July 5 (Bloomberg) -- Colombia sold $2 billion of 10-year dollar bonds overseas, the nation’s first international debt sale since winning an investment-grade rating in March.
The country sold the 4.375 percent bonds due 2021 to yield 130 basis points, or 1.3 percentage points, more than similar-maturity U.S. Treasuries, Vice Finance Minister Bruce Mac Master told reporters today in Bogota. Mexico dollar bonds due 2020 yield 4.01 percent, while Brazilian bonds due 2021 yield 4.06 percent, according to prices compiled by Bloomberg.
“Colombia is a great credit and it offered a good premium,” said Alberto Bernal, head of fixed-income research at Bulltick, a Miami-based brokerage that focuses on Latin America.
The offer is the largest overseas sovereign debt sale from Latin America since Venezuela issued $3 billion of bonds in August, data compiled by Bloomberg show. Colombia is tapping overseas debt markets for the first time after its foreign credit rating was upgraded to the lowest level of investment grade by Standard & Poor’s in March, Moody’s Investors Service in May and Fitch Ratings last month.
Colombia received bids worth $7.3 billion for the dollar securities, Public Credit Director German Arce said in the presentation alongside Mac Master. The government has said it plans to issue $2.24 billion in foreign bonds in 2011. Colombia may decide not to sell the remaining $240 million, Arce said.

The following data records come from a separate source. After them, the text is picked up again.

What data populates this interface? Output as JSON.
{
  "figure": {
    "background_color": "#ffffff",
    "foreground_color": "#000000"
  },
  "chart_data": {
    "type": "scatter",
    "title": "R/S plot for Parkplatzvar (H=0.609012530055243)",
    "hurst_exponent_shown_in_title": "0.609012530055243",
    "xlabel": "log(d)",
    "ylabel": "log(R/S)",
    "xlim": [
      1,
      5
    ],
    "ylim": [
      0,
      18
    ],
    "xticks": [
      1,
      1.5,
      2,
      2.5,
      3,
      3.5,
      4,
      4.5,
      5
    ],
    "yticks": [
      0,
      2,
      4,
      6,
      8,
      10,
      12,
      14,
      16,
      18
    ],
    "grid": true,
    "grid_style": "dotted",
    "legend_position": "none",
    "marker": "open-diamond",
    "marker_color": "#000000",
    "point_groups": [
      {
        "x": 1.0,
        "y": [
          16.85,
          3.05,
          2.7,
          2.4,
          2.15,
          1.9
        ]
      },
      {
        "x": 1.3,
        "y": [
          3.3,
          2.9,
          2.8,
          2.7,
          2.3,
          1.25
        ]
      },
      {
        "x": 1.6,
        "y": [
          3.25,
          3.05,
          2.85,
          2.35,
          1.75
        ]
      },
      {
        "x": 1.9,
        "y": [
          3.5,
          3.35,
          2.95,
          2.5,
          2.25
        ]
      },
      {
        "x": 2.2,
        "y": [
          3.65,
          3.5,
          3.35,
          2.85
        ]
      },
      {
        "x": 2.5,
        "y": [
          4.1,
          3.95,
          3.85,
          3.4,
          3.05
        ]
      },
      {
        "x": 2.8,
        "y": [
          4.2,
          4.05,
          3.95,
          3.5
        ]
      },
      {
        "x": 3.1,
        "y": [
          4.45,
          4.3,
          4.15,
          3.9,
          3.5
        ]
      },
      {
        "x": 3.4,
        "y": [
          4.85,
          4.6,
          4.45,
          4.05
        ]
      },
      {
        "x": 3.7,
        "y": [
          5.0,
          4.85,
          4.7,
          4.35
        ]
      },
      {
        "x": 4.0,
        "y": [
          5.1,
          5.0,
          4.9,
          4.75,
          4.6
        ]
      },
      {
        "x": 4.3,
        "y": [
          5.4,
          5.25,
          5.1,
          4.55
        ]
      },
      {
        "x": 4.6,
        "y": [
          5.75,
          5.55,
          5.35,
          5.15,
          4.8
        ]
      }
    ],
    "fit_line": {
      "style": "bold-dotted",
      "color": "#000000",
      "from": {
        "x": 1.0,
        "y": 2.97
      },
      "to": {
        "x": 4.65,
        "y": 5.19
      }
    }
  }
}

Bank of America Corp., Barclays Plc and Citigroup Inc. managed today’s sale.
The upgrade to investment grade, “a huge expansion in the oil and gas sectors and a significant improvement in fiscal laws” is driving appetite for Colombia’s financial assets, said Nick Chamie, the global head of emerging markets at RBC Capital Markets in Toronto.
Colombia is opening up unexplored swathes of the country to expand oil production to as much as 2 million barrels a day in 2020, from 930,570 barrels a day in June. The oil and mining industries accounted for 86 percent of the $5.78 billion foreign investment in the year through May, according to the central bank. That compares to $3.68 billion in the first five months of 2010.
Congress last month passed legislation, known as the fiscal rule, that will allow the nation to capitalize on its oil and mining riches, cut its budget deficit and create a fund to cushion the economy during crises. It targets a central government budget deficit of no more than 2.3 percent of gross domestic product in 2014 and 1.9 percent of GDP in 2018, from an estimated deficit this year of 4 percent of GDP.
The law also creates a dollar-denominated rainy-day fund that will maintain excess mining and energy revenue overseas, as the Andean nation seeks to ease gains in the peso. The peso has jumped 7.8 percent this year, the best performance among the six most-traded Latin American currencies tracked by Bloomberg.
Lawmakers also passed legislation in June that ensures “fiscal sustainability” is taken into account under the constitution, so that courts consider the health of the government’s fiscal accounts before awarding payouts.
Colombia last tapped overseas markets in July 2010, when it sold $500 million more of its peso-denominated securities due 2021.